慌てているだろうA207の連中に指示を出そうと、データリンクに割り込むと──
「みんな、落ち着いて!まずは、実弾装備と交換する必要があるわ!ハンガーまで後退するわよ!」
委員長が、硬い声ながらも、全員に指示を出していた。
──はは、凄ぇよ、委員長……
俺の周囲で慌てふためいている連中よりは、よほど肝が座っている。
感心したところで、別の声が割り込んだ。
「そうだ、新任共。ここはあたし達が維持する。貴様の小隊は37番ハンガーまで後退、突撃砲をありったけもってこい」
仮想敵部隊の衛士が、委員長の方針に加え、詳しい指示を出した。
──この声……さっきの白人女か。
「しかし、中尉殿も一緒に後退──」
「バカ、こいつらを足止めする奴が必要だろうが。基地が無茶苦茶になるぞ。問答の時間が惜しい。さっさと行け!」
「……了解。──01より各機、隊形三角弐型。背面の警戒を強化しつつ、ハンガーへ全速移動。武装を入手次第、エリア3に搬送する」
「了解!」×4
XM3と吹雪の組み合わせの方が足が速いから、あの白人女の判断は妥当なものだ。
委員長もそれをすぐ悟り、了解したのだろう。
さて、俺たちもすぐに出なければ。
ミュンにもリベンジしなきゃならないから、ここで死んでもらっては困る。
そこへ、整備班に実弾装備への換装指示を出し終わったまりもが、戻って来た。
「大尉。換装終了次第、出るぞ。搭乗しておけ」
「了解」
まりもの表情は、実戦の緊張はあるものの、──教え子の成長を見れた嬉しさもあった。
…………………………
<< 榊千鶴 >>
12月10日 午後 国連軍横浜基地 第二演習場
BETAがいきなり出たときは、本当に驚いた。
予想もしない状況に、うろたえる所だったけど……脳裏に浮かんだのは、決起軍に包囲されかけた時の、白銀中佐の姿。

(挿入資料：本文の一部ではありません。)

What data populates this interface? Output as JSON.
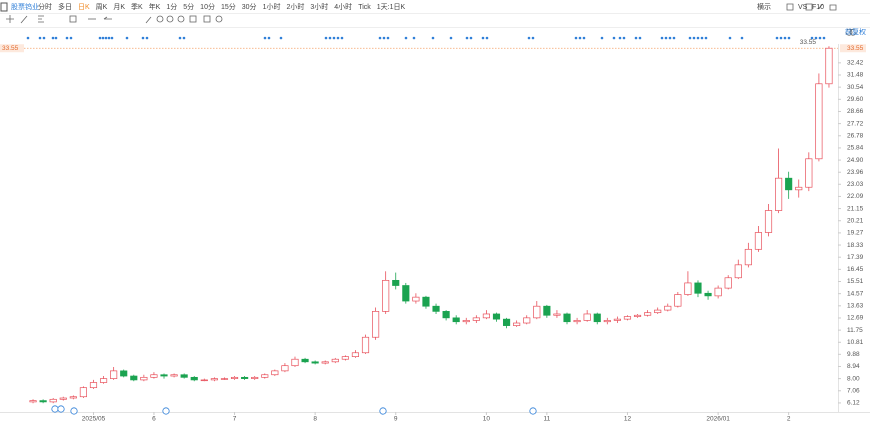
{
  "toolbar": {
    "stock": "股票钨业",
    "tabs": [
      "分时",
      "多日",
      "日K",
      "周K",
      "月K",
      "季K",
      "年K",
      "1分",
      "5分",
      "10分",
      "15分",
      "30分",
      "1小时",
      "2小时",
      "3小时",
      "4小时",
      "Tick",
      "1天:1日K"
    ],
    "right": [
      "横示",
      "VS",
      "F10"
    ]
  },
  "chart_data": {
    "type": "candlestick",
    "adjust_label": "前复权",
    "last_price": 33.55,
    "up_color": "#e8505b",
    "down_color": "#1aa350",
    "categories": [
      null,
      null,
      null,
      null,
      null,
      null,
      "2025/05",
      null,
      null,
      null,
      null,
      null,
      "6",
      null,
      null,
      null,
      null,
      null,
      null,
      null,
      "7",
      null,
      null,
      null,
      null,
      null,
      null,
      null,
      "8",
      null,
      null,
      null,
      null,
      null,
      null,
      null,
      "9",
      null,
      null,
      null,
      null,
      null,
      null,
      null,
      null,
      "10",
      null,
      null,
      null,
      null,
      null,
      "11",
      null,
      null,
      null,
      null,
      null,
      null,
      null,
      "12",
      null,
      null,
      null,
      null,
      null,
      null,
      null,
      null,
      "2026/01",
      null,
      null,
      null,
      null,
      null,
      null,
      "2",
      null,
      null,
      null,
      null
    ],
    "open": [
      6.2,
      6.3,
      6.2,
      6.4,
      6.5,
      6.6,
      7.3,
      7.7,
      8.0,
      8.6,
      8.2,
      7.9,
      8.1,
      8.3,
      8.2,
      8.3,
      8.1,
      7.9,
      7.9,
      8.0,
      8.0,
      8.1,
      8.0,
      8.1,
      8.3,
      8.6,
      9.0,
      9.5,
      9.3,
      9.2,
      9.3,
      9.5,
      9.7,
      10.0,
      11.2,
      13.2,
      15.6,
      15.2,
      14.0,
      14.3,
      13.6,
      13.2,
      12.7,
      12.4,
      12.5,
      12.7,
      13.0,
      12.6,
      12.1,
      12.3,
      12.7,
      13.6,
      12.9,
      13.0,
      12.4,
      12.5,
      13.0,
      12.4,
      12.5,
      12.6,
      12.8,
      12.9,
      13.1,
      13.3,
      13.6,
      14.5,
      15.4,
      14.6,
      14.4,
      15.0,
      15.8,
      16.8,
      18.0,
      19.3,
      21.0,
      23.5,
      22.6,
      22.8,
      25.0,
      30.8
    ],
    "high": [
      6.4,
      6.4,
      6.5,
      6.6,
      6.7,
      7.4,
      7.9,
      8.2,
      8.9,
      8.7,
      8.3,
      8.3,
      8.5,
      8.4,
      8.4,
      8.4,
      8.2,
      8.0,
      8.1,
      8.1,
      8.2,
      8.2,
      8.2,
      8.4,
      8.7,
      9.2,
      9.7,
      9.6,
      9.4,
      9.4,
      9.6,
      9.8,
      10.2,
      11.4,
      13.5,
      16.3,
      16.2,
      15.4,
      14.6,
      14.4,
      13.8,
      13.3,
      12.9,
      12.7,
      12.9,
      13.3,
      13.1,
      12.7,
      12.5,
      12.9,
      14.0,
      13.7,
      13.3,
      13.1,
      12.7,
      13.3,
      13.1,
      12.7,
      12.8,
      12.9,
      13.0,
      13.3,
      13.5,
      13.8,
      14.7,
      16.3,
      15.6,
      14.8,
      15.2,
      16.0,
      17.2,
      18.5,
      19.8,
      21.5,
      25.8,
      24.0,
      23.4,
      25.5,
      31.6,
      33.7
    ],
    "low": [
      6.1,
      6.1,
      6.1,
      6.3,
      6.4,
      6.5,
      7.2,
      7.6,
      7.9,
      8.1,
      7.8,
      7.8,
      8.0,
      8.0,
      8.1,
      8.0,
      7.8,
      7.8,
      7.8,
      7.9,
      7.9,
      7.9,
      7.9,
      8.0,
      8.2,
      8.5,
      8.9,
      9.2,
      9.1,
      9.1,
      9.2,
      9.4,
      9.6,
      9.9,
      11.0,
      13.0,
      14.9,
      13.8,
      13.8,
      13.4,
      13.0,
      12.5,
      12.2,
      12.2,
      12.3,
      12.6,
      12.4,
      11.9,
      12.0,
      12.2,
      12.6,
      12.7,
      12.7,
      12.2,
      12.2,
      12.4,
      12.2,
      12.2,
      12.3,
      12.5,
      12.7,
      12.8,
      13.0,
      13.2,
      13.5,
      14.4,
      14.3,
      14.1,
      14.2,
      14.9,
      15.7,
      16.6,
      17.8,
      19.0,
      20.8,
      21.9,
      22.0,
      22.5,
      24.8,
      30.5
    ],
    "close": [
      6.3,
      6.2,
      6.4,
      6.5,
      6.6,
      7.3,
      7.7,
      8.0,
      8.6,
      8.2,
      7.9,
      8.1,
      8.3,
      8.2,
      8.3,
      8.1,
      7.9,
      7.9,
      8.0,
      8.0,
      8.1,
      8.0,
      8.1,
      8.3,
      8.6,
      9.0,
      9.5,
      9.3,
      9.2,
      9.3,
      9.5,
      9.7,
      10.0,
      11.2,
      13.2,
      15.6,
      15.2,
      14.0,
      14.3,
      13.6,
      13.2,
      12.7,
      12.4,
      12.5,
      12.7,
      13.0,
      12.6,
      12.1,
      12.3,
      12.7,
      13.6,
      12.9,
      13.0,
      12.4,
      12.5,
      13.0,
      12.4,
      12.5,
      12.6,
      12.8,
      12.9,
      13.1,
      13.3,
      13.6,
      14.5,
      15.4,
      14.6,
      14.4,
      15.0,
      15.8,
      16.8,
      18.0,
      19.3,
      21.0,
      23.5,
      22.6,
      22.8,
      25.0,
      30.8,
      33.55
    ],
    "ylim": [
      4.8,
      33.8
    ],
    "yticks": [
      32.42,
      31.48,
      30.54,
      {
        "value": 29.6,
        "label": "29.60"
      },
      28.66,
      27.72,
      26.78,
      25.84,
      {
        "value": 24.9,
        "label": "24.90"
      },
      23.96,
      23.03,
      22.09,
      21.15,
      20.21,
      19.27,
      18.33,
      17.39,
      16.45,
      15.51,
      14.57,
      13.63,
      12.69,
      11.75,
      10.81,
      9.88,
      8.94,
      {
        "value": 8,
        "label": "8.00"
      },
      7.06,
      6.12
    ]
  }
}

落ち着くように指示を出し、後退を指示できたのは、自分でも驚きだ。
本当なら、上位者たる仮想敵部隊の指揮下に入り、指示を仰ぐべきだったのだろうけど、……とにかく人に落ち着く指示を出した事で、自分の心も幾分静まった。
仮想敵部隊の人たちを残して行くのは気がかりだったけれど、中尉が言ったとおり、問答している時間があったら、武器を取りに行った方がマシだった。
それに、足の速いこちらが行った方が、当然、武器も早く確保できるのだ。
──白銀中佐なら、さっさと足止めを任せて、迅速に行動したでしょうね……えッ!?
レーダーに突然表示されたBETAのマーカー群。
すでに目視できる距離だ。ここは──
「全機散開ッ!全速退避!各自ハンガーを目指して!」
「了解!」×4
とにかく、武器がなければ始まらないのだ。
散開してBETAを回避して抜けようとした時、──銃撃音とともに、BETAの頭部にいくつもの血花が咲いた。
すぐさまレーダーを確認。
──白銀中佐と神宮司大尉の不知火!
さすがに行動が早い。
警報からさほど時間が経っていないのに、もう実弾装備に交換して出てきたのか。
「00より各機。落ち着いて武器を取りに戻れ。仮想敵部隊の連中も、心配するな」
「了解!」×5
中佐と大尉のエレメントとすれ違い、レーダーを見ると、すでにBETAのマーカーが減り始めていた。
普段は嫌っておきながら、こういう時は頼りにするなんて、自分でも少し勝手だとは思うけれど……私の心は、落ち着いていた。